What survived is the part the kernel actually needs: stack pointers for privilege transitions. The 64-bit TSS is 104 bytes containing three things that matter:
The IST is the critical feature. Consider a double fault (#DF, vector 8). If your kernel stack is corrupted or unmapped, taking any interrupt would push a trap frame onto a bad stack, immediately faulting again — a triple fault, which resets the CPU. Linux assigns #DF its own IST entry pointing to a dedicated stack, so the double fault handler runs on guaranteed-good memory.
The same applies to NMI (non-maskable interrupt) and #MC (machine check). These can arrive at any instruction boundary, including mid-syscall when RSP is briefly in an undefined state. Without IST, an NMI during the SYSCALL instruction's stack-swap window would push to userspace's stack.
Rule of thumb: Linux uses 4 IST stacks per CPU (DF, NMI, MCE, DEBUG), each 16 KB. On a 256-core machine that's 256 × 4 × 16 KB = 16 MB of always-resident kernel memory just for "if everything else breaks, we still have a stack."
Real-world example: The Meltdown KPTI mitigation complicated this.
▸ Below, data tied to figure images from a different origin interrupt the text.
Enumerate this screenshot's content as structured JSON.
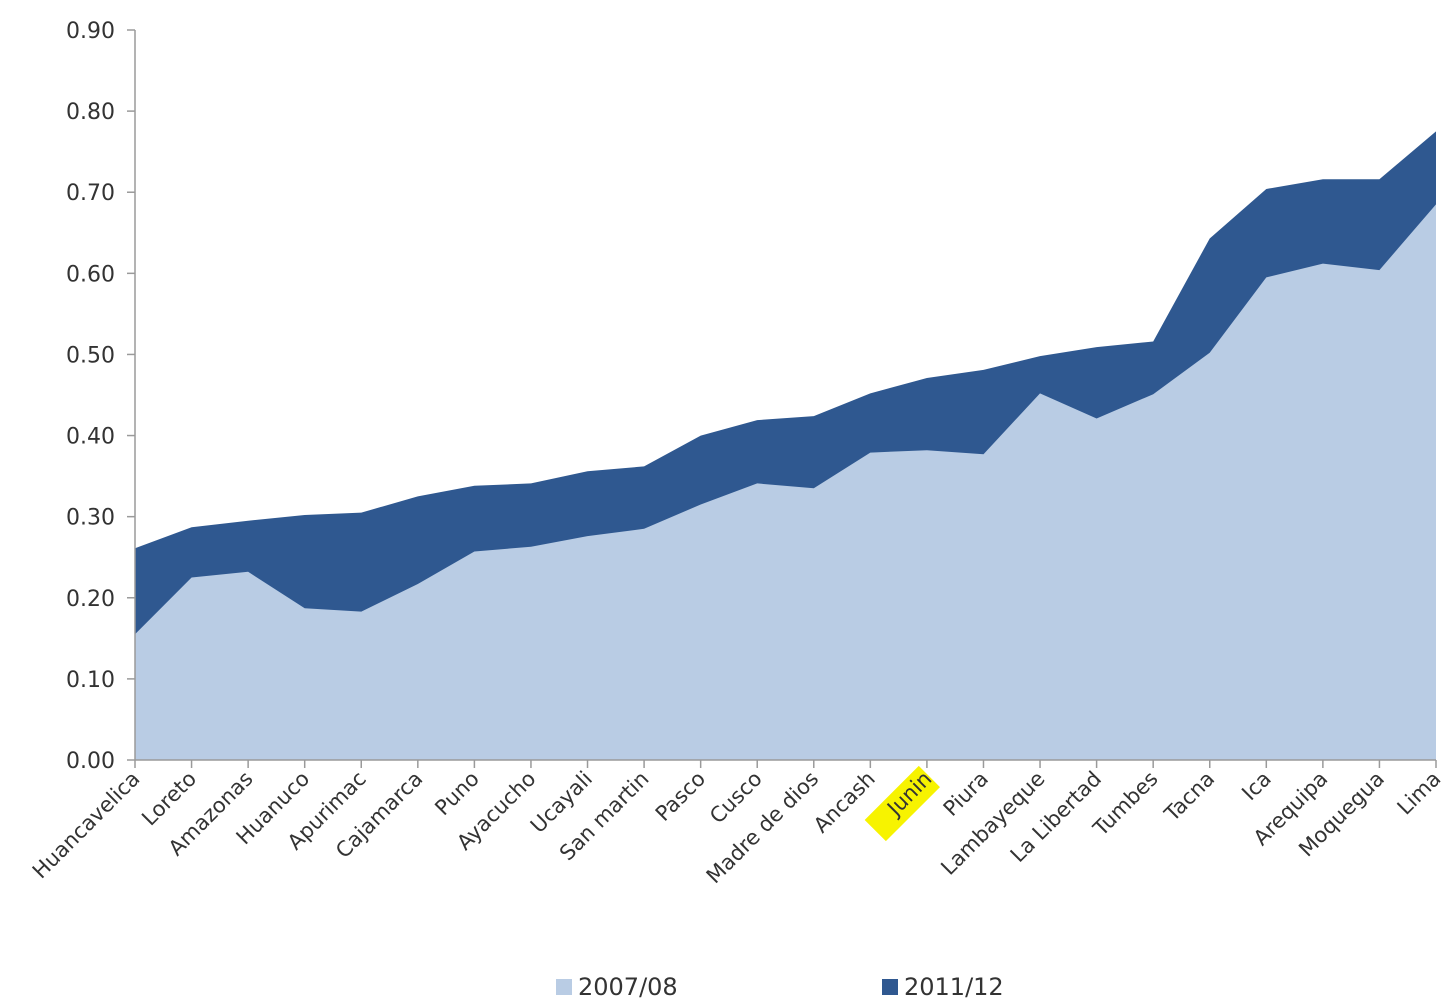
{
  "chart_data": {
    "type": "area",
    "title": "",
    "xlabel": "",
    "ylabel": "",
    "ylim": [
      0,
      0.9
    ],
    "yticks": [
      "0.00",
      "0.10",
      "0.20",
      "0.30",
      "0.40",
      "0.50",
      "0.60",
      "0.70",
      "0.80",
      "0.90"
    ],
    "grid": false,
    "legend": "bottom",
    "highlighted_category": "Junin",
    "highlight_color": "#f7f300",
    "categories": [
      "Huancavelica",
      "Loreto",
      "Amazonas",
      "Huanuco",
      "Apurimac",
      "Cajamarca",
      "Puno",
      "Ayacucho",
      "Ucayali",
      "San martin",
      "Pasco",
      "Cusco",
      "Madre de dios",
      "Ancash",
      "Junin",
      "Piura",
      "Lambayeque",
      "La Libertad",
      "Tumbes",
      "Tacna",
      "Ica",
      "Arequipa",
      "Moquegua",
      "Lima"
    ],
    "series": [
      {
        "name": "2007/08",
        "color": "#b9cce4",
        "values": [
          0.155,
          0.225,
          0.232,
          0.187,
          0.183,
          0.217,
          0.257,
          0.263,
          0.276,
          0.285,
          0.315,
          0.341,
          0.335,
          0.379,
          0.382,
          0.377,
          0.452,
          0.421,
          0.451,
          0.502,
          0.595,
          0.612,
          0.604,
          0.685
        ]
      },
      {
        "name": "2011/12",
        "color": "#2f5890",
        "values": [
          0.261,
          0.287,
          0.295,
          0.302,
          0.305,
          0.325,
          0.338,
          0.341,
          0.356,
          0.362,
          0.4,
          0.419,
          0.424,
          0.452,
          0.471,
          0.481,
          0.498,
          0.509,
          0.516,
          0.643,
          0.704,
          0.716,
          0.716,
          0.775
        ]
      }
    ]
  }
}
With page-table isolation, the kernel stack pointed to by RSP0 isn't mapped in the userspace page table. The CPU loads RSP0 from the TSS before CR3 is swapped — so the TSS itself, and a tiny trampoline stack, must live in the kernel's "user-visible" minimal mapping. That's why cpu_entry_area exists in arch/x86/mm/cpu_entry_area.c: a per-CPU page-aligned region containing the TSS and trampoline stacks, mapped in both page tables.